Positional embedding (PE): there is no notion of word order (1st word, 2nd word, ..) in the proposed architecture, and thus model has no idea how the words are ordered. However when the order matters (A chases B vs B chases A), we need to input additional order information to the architecture. The encoding is not part of the model but rather enhances the input. In this sense it is a bit like CoordConv.
- It is a generalization of binary encoding.
- Linear encoding [0, 1]: time-step delta does not have consistent meaning for seq of diff length.
- Linear integer encoding: unbounded
- Desired characteristics:
  - Bounded
  - Deterministic
  - Unique for position i
  - Distance between any two step should be consistent for seq of diff len.
- There is a fixed linear transformation from two embeddings with a fixed distance apart. “We chose this function because we hypothesized it would allow the model to easily learn to attend by relative positions, since for any fixed offset k, PEpos+k can be represented as a linear function of PEpos.”
- The distance between positions (via dot product) decays symmetrically and smoothly.
Positional embedding is added but not concatenated. Basically PE only takes small number of dimensions and large portion of the high dim space is occupied by WE (“Near orthogonality in high dim space” property).
Softmax: The term “soft” derives from the fact that the softmax function is continuous and differentiable. The arg max function, with its result represented as a one-hot vector, is not continuous or differentiable. The softmax function thus provides a “softened” version of the arg max. (Source)

Notes

Simplest self attention

# assume we have some tensor x with size (b, t, k)
x = ...
raw_weights = torch.bmm(x, x.transpose(1, 2)) # (b, t, t)
weights = F.softmax(raw_weights, dim=2) # (b, t, t)
y = torch.bmm(weights, x) # (b, t, k)

Illustrated Transformer
Yannic Kilcher’s video
About positional encoding
- It is a continuous way to do binary encoding.
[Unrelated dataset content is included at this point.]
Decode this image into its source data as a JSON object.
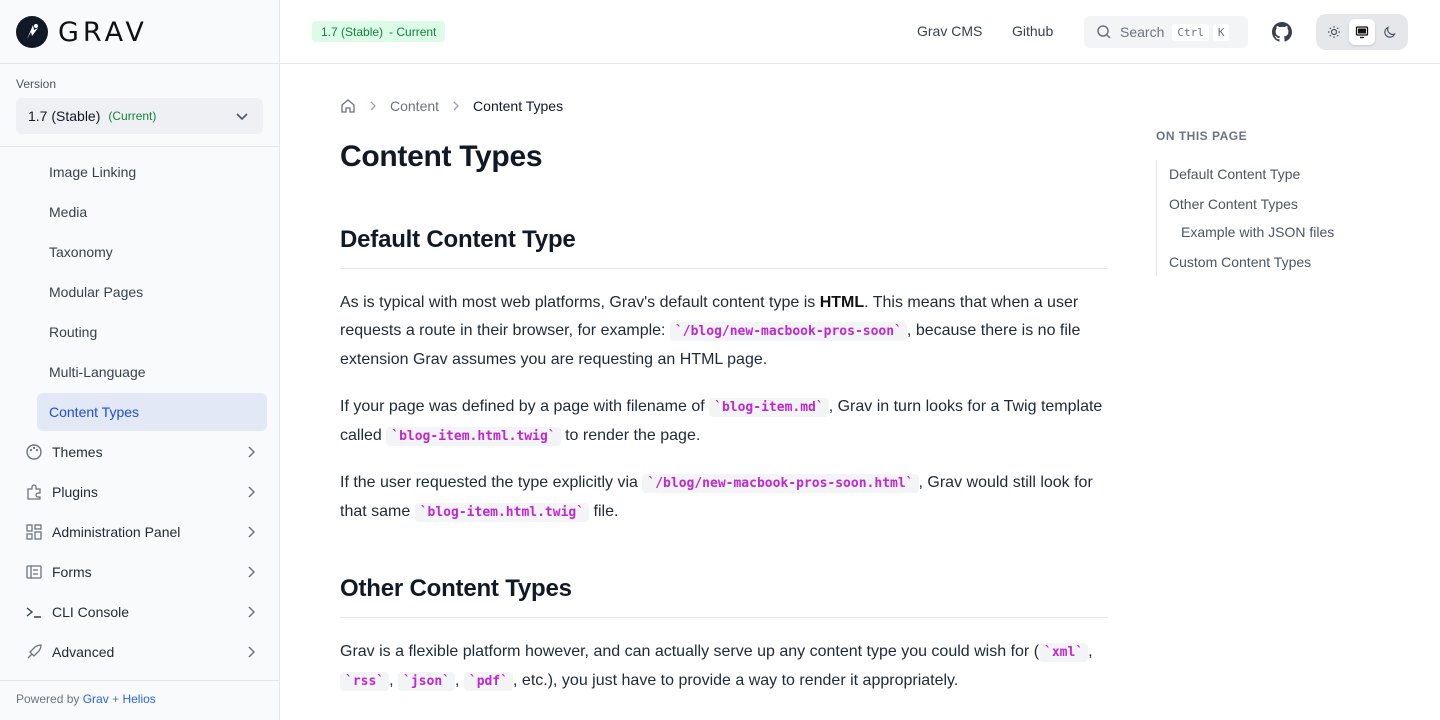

It is easier for the network to look at different channels and figure out how far away two samples are. source1 and source2
- Review on 知乎Zhihu
- Review blog about positional encoding
- Reddit post
- ipython notebook from Google Research explaining PE
RNNs:
- long path for information flow between encoding and decoding a word
- machine translation cannot do 1:1 mapping.
- attention helps to pinpoint important bits even across long ranges. It gives decoder a way to directly attend to all input hidden states rather than to go through them one by one.
- In RNN, the entire seq-to-seq is one training sample. –> In transformers, every step is one training sample.